Prosecutors move to dismiss charges against former assistant Notre Dame basketball coach Ryan Ayers
SOUTH BEND — Prosecutors on Monday moved to dismiss all remaining criminal charges against former Notre Dame assistant men’s basketball coach Ryan Ayers days before the case was set to go to trial.
In court filings, prosecutors say a woman accusing Ayers of taking nude photographs of her without her consent will not testify in front of St. Joseph Superior Court Judge Jeffrey Sanford because she feels “disrespected, demeaned, and degraded” by comments Sanford made about the case.
Sanford granted the motion Monday afternoon, meaning Ayers is no longer facing any criminal charges.
"Ryan is extremely pleased that this nightmare is now behind him," a statement provided by Ayers attorney read. "He has maintained his innocence throughout and is pleased that the St. Joseph County Prosecutor’s Office has finally dropped its charges against him. While the last year has been painful for Ryan as he fought to clear his name, he is gratified to have been vindicated and he looks forward to rebuilding his life."
The state’s motion to dismiss comes after prosecutors twice asked Sanford to recuse himself from the case for allegedly making inappropriate comments about the accuser and photographic evidence in the case. The accuser also filed a judicial complaint against Sanford.
Following a hearing on Oct. 11, Sanford “appeared to suggest [he] was looking forward to seeing ‘pornographic’ photos of the victim,” court documents filed by prosecutors say.
In a heated exchange with prosecutors at an Oct. 20 hearing, Sanford denied he acted inappropriately, though he did apologize for asking when the accuser was going to “get her head out of her backside and cooperate” with efforts to gather evidence.
Ayers has argued that he and the woman were a couple and that taking surreptitious nude photos of each other was permitted in the relationship.

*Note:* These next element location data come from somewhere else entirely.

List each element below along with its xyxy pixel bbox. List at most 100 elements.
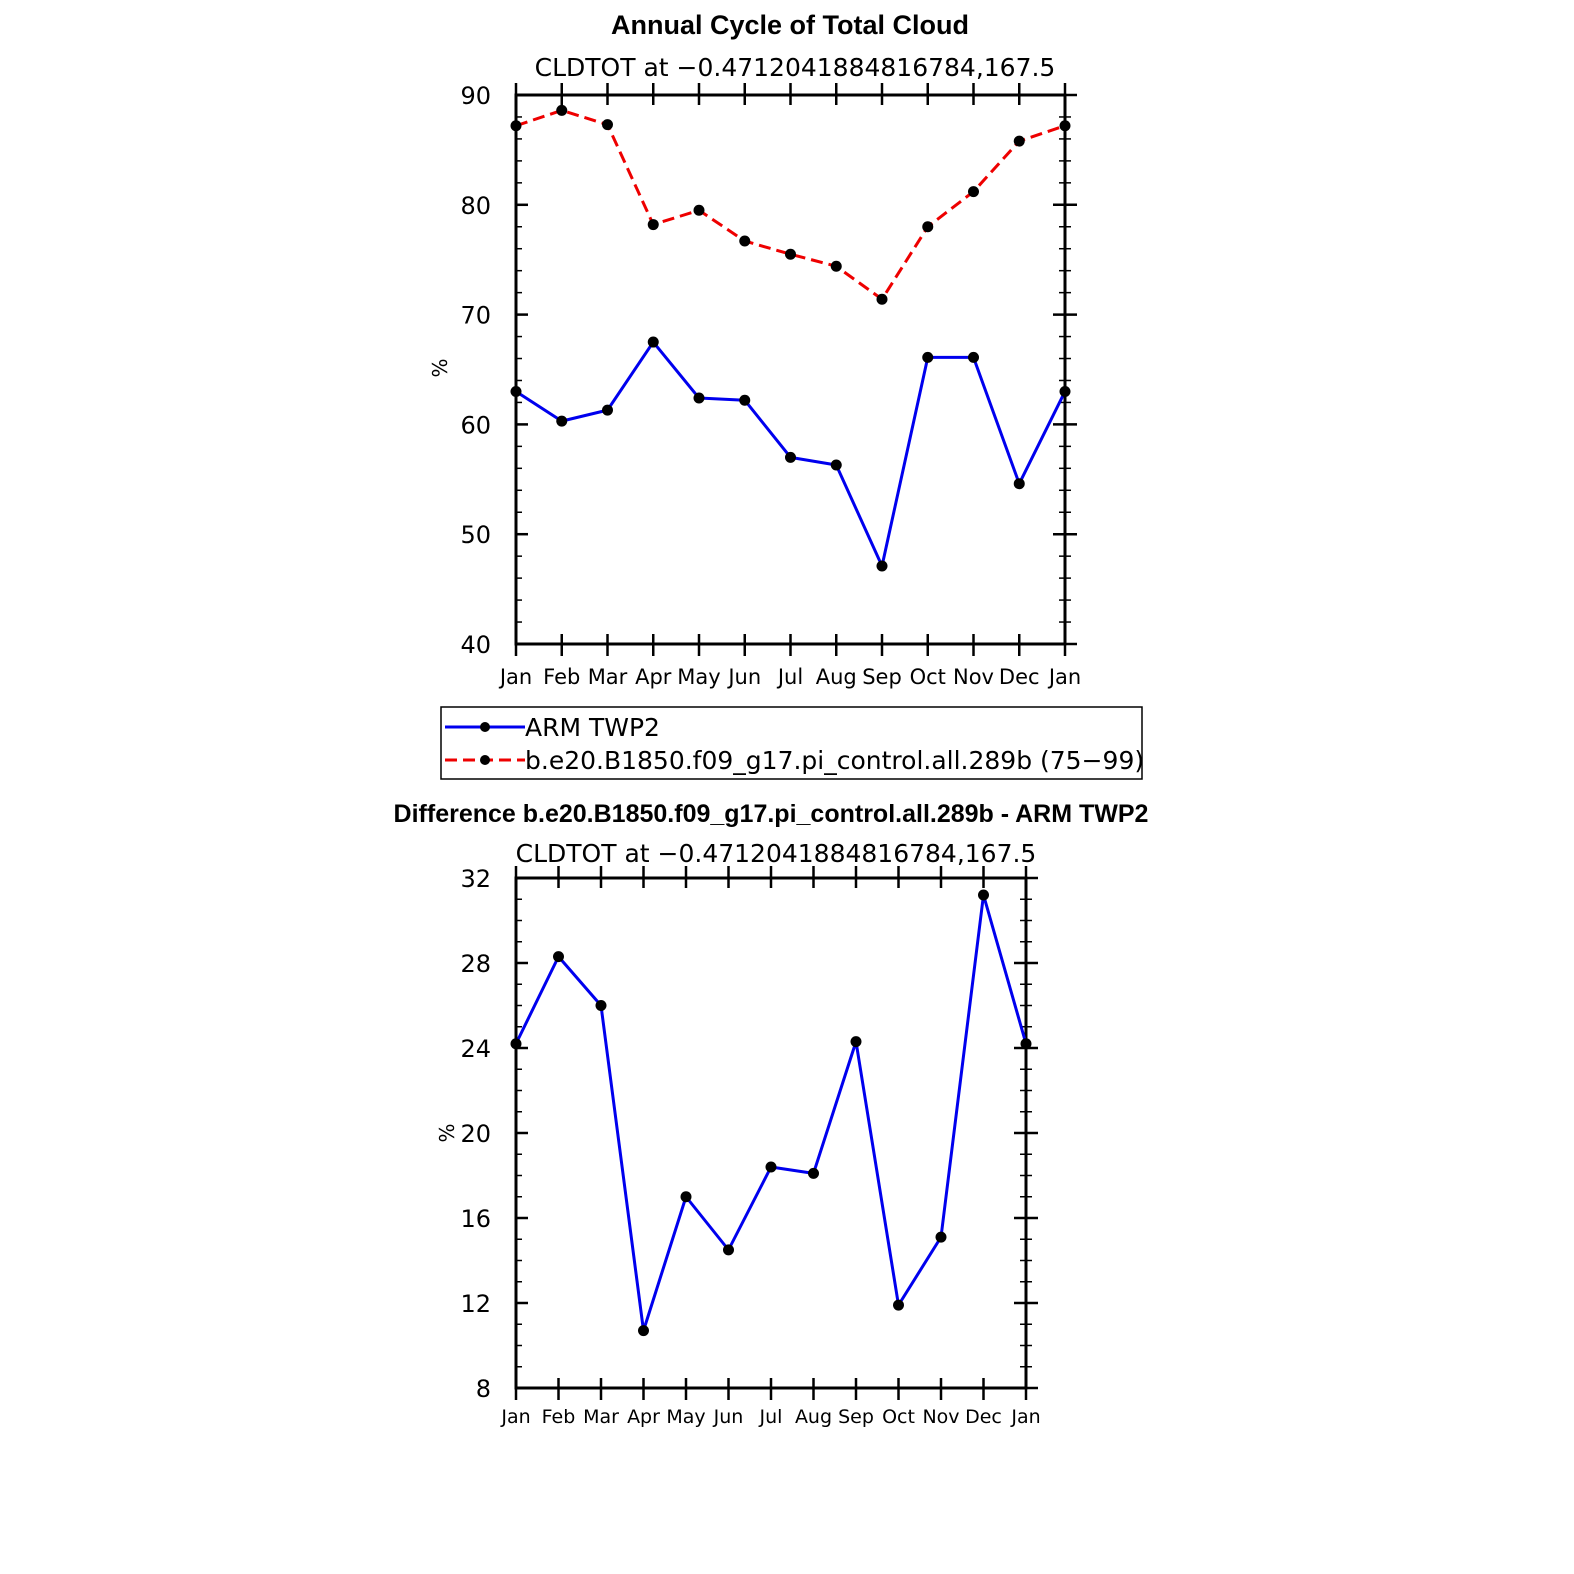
x-tick-label: Apr bbox=[635, 665, 672, 689]
top-chart-subtitle: CLDTOT at −0.4712041884816784,167.5 bbox=[535, 53, 1056, 82]
data-point bbox=[935, 1231, 947, 1243]
data-point bbox=[553, 951, 564, 963]
series-line-1 bbox=[515, 108, 1066, 301]
data-point bbox=[850, 1036, 862, 1048]
y-tick-label: 60 bbox=[460, 411, 491, 439]
data-point bbox=[1059, 120, 1071, 132]
legend-label-model: b.e20.B1850.f09_g17.pi_control.all.289b … bbox=[525, 746, 1144, 775]
data-point bbox=[647, 219, 659, 231]
x-tick-label: Jan bbox=[1010, 1406, 1040, 1428]
data-point bbox=[808, 1167, 819, 1179]
x-tick-label: Jun bbox=[713, 1406, 744, 1428]
data-point bbox=[602, 119, 613, 131]
data-point bbox=[765, 1161, 777, 1173]
x-tick-label: Mar bbox=[583, 1406, 619, 1428]
y-tick-label: 12 bbox=[460, 1290, 491, 1318]
data-point bbox=[1059, 385, 1071, 397]
data-point bbox=[785, 451, 796, 463]
data-point bbox=[739, 235, 751, 247]
bottom-chart-ylabel: % bbox=[435, 1123, 459, 1142]
bottom-chart: Difference b.e20.B1850.f09_g17.pi_contro… bbox=[394, 800, 1149, 1428]
legend-box bbox=[440, 706, 1143, 780]
data-point bbox=[1013, 135, 1025, 147]
data-point bbox=[978, 889, 989, 901]
x-tick-label: Apr bbox=[627, 1406, 660, 1428]
data-point bbox=[1020, 1038, 1032, 1050]
bottom-chart-x-tick-labels: Jan Feb Mar Apr May Jun Jul Aug Sep Oct Nov Dec Jan bbox=[500, 1406, 1040, 1428]
bottom-chart-subtitle: CLDTOT at −0.4712041884816784,167.5 bbox=[516, 839, 1037, 868]
y-tick-label: 16 bbox=[460, 1205, 491, 1233]
top-chart-y-tick-labels: 40 50 60 70 80 90 bbox=[460, 82, 491, 659]
x-tick-label: Dec bbox=[999, 665, 1040, 689]
y-tick-label: 40 bbox=[460, 631, 491, 659]
data-point bbox=[595, 1000, 607, 1011]
data-point bbox=[830, 260, 842, 272]
x-tick-label: Oct bbox=[910, 665, 946, 689]
x-tick-label: Sep bbox=[862, 665, 902, 689]
bottom-chart-title: Difference b.e20.B1850.f09_g17.pi_contro… bbox=[394, 800, 1149, 828]
x-tick-label: Feb bbox=[542, 1406, 576, 1428]
x-tick-label: Aug bbox=[795, 1406, 832, 1428]
data-point bbox=[638, 1325, 649, 1337]
legend-marker-model bbox=[480, 755, 490, 765]
data-point bbox=[876, 293, 888, 305]
data-point bbox=[556, 415, 568, 427]
data-point bbox=[893, 1299, 904, 1311]
top-chart-ylabel: % bbox=[428, 358, 452, 377]
data-point bbox=[922, 221, 934, 233]
x-tick-label: Aug bbox=[816, 665, 857, 689]
y-tick-label: 24 bbox=[460, 1035, 491, 1063]
x-tick-label: Oct bbox=[882, 1406, 915, 1428]
data-point bbox=[556, 104, 568, 116]
x-tick-label: May bbox=[677, 665, 720, 689]
legend-entry-arm: ARM TWP2 bbox=[445, 713, 660, 742]
y-tick-label: 70 bbox=[460, 302, 491, 330]
x-tick-label: Jul bbox=[759, 1406, 783, 1428]
bottom-chart-ticks bbox=[514, 866, 1038, 1400]
data-point bbox=[693, 204, 705, 216]
y-tick-label: 80 bbox=[460, 192, 491, 220]
data-point bbox=[510, 120, 522, 132]
x-tick-label: Sep bbox=[838, 1406, 874, 1428]
top-chart-series bbox=[510, 104, 1071, 572]
bottom-chart-series bbox=[510, 889, 1032, 1337]
data-point bbox=[647, 336, 659, 348]
y-tick-label: 8 bbox=[476, 1375, 491, 1403]
data-point bbox=[1013, 478, 1025, 490]
x-tick-label: Nov bbox=[953, 665, 994, 689]
x-tick-label: Jan bbox=[500, 1406, 530, 1428]
data-point bbox=[723, 1244, 734, 1256]
legend-entry-model: b.e20.B1850.f09_g17.pi_control.all.289b … bbox=[445, 746, 1144, 775]
y-tick-label: 90 bbox=[460, 82, 491, 110]
data-point bbox=[680, 1191, 692, 1203]
y-tick-label: 28 bbox=[460, 950, 491, 978]
legend: ARM TWP2 b.e20.B1850.f09_g17.pi_control.… bbox=[440, 706, 1144, 780]
x-tick-label: Dec bbox=[965, 1406, 1002, 1428]
data-point bbox=[968, 186, 979, 198]
data-point bbox=[510, 385, 522, 397]
data-point bbox=[876, 560, 888, 572]
x-tick-label: Jun bbox=[726, 665, 761, 689]
x-tick-label: Feb bbox=[543, 665, 580, 689]
series-line-0 bbox=[514, 893, 1028, 1333]
x-tick-label: May bbox=[666, 1406, 705, 1428]
top-chart-x-tick-labels: Jan Feb Mar Apr May Jun Jul Aug Sep Oct Nov Dec Jan bbox=[498, 665, 1081, 689]
top-chart-title: Annual Cycle of Total Cloud bbox=[611, 10, 969, 40]
x-tick-label: Jan bbox=[1047, 665, 1081, 689]
y-tick-label: 50 bbox=[460, 521, 491, 549]
x-tick-label: Jul bbox=[776, 665, 803, 689]
data-point bbox=[510, 1038, 522, 1050]
legend-marker-arm bbox=[480, 722, 490, 732]
x-tick-label: Mar bbox=[588, 665, 628, 689]
data-point bbox=[830, 459, 842, 471]
top-chart-frame bbox=[514, 93, 1067, 646]
data-point bbox=[968, 351, 979, 363]
data-point bbox=[693, 392, 705, 404]
bottom-chart-y-tick-labels: 8 12 16 20 24 28 32 bbox=[460, 865, 491, 1403]
y-tick-label: 32 bbox=[460, 865, 491, 893]
x-tick-label: Nov bbox=[922, 1406, 959, 1428]
x-tick-label: Jan bbox=[498, 665, 532, 689]
bottom-chart-frame bbox=[514, 876, 1028, 1390]
data-point bbox=[785, 248, 796, 260]
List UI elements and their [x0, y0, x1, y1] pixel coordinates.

Sanford has not recused himself and prosecutors filed the motion to dismiss Monday, two days before a trial on the matter was scheduled, saying the accuser will not testify.
The motion marks the second time that a woman accusing Ayers of voyeurism has declined to be involved in the proceedings.
“The State of Indiana believes it would be demeaning and degrading for this witness to have to testify before this Judge as to photos and videos of a highly personal nature … with the thought in the back of her mind that this Judge has previously objectified her,” the motion says.
Ayers is longer facing criminal action after being charged with three counts of voyeurism, one count of domestic battery and one count of conversion in January.
Since then, prosecutors have dropped two of the voyeurism charges as a separate woman accusing Ayers declined to be involved in the case.
Ayers’ attorneys had previously attempted to have the accuser removed from the case and be held in contempt of court for making a recording of court proceedings, which is forbidden by Indiana court rules.
Timothy DeLaney, an Indianapolis-based attorney representing Ayers, said the woman was “off the rails” at the Oct. 20 hearing and has opposed prosecutors’ attempts to have Sanford recused from the case.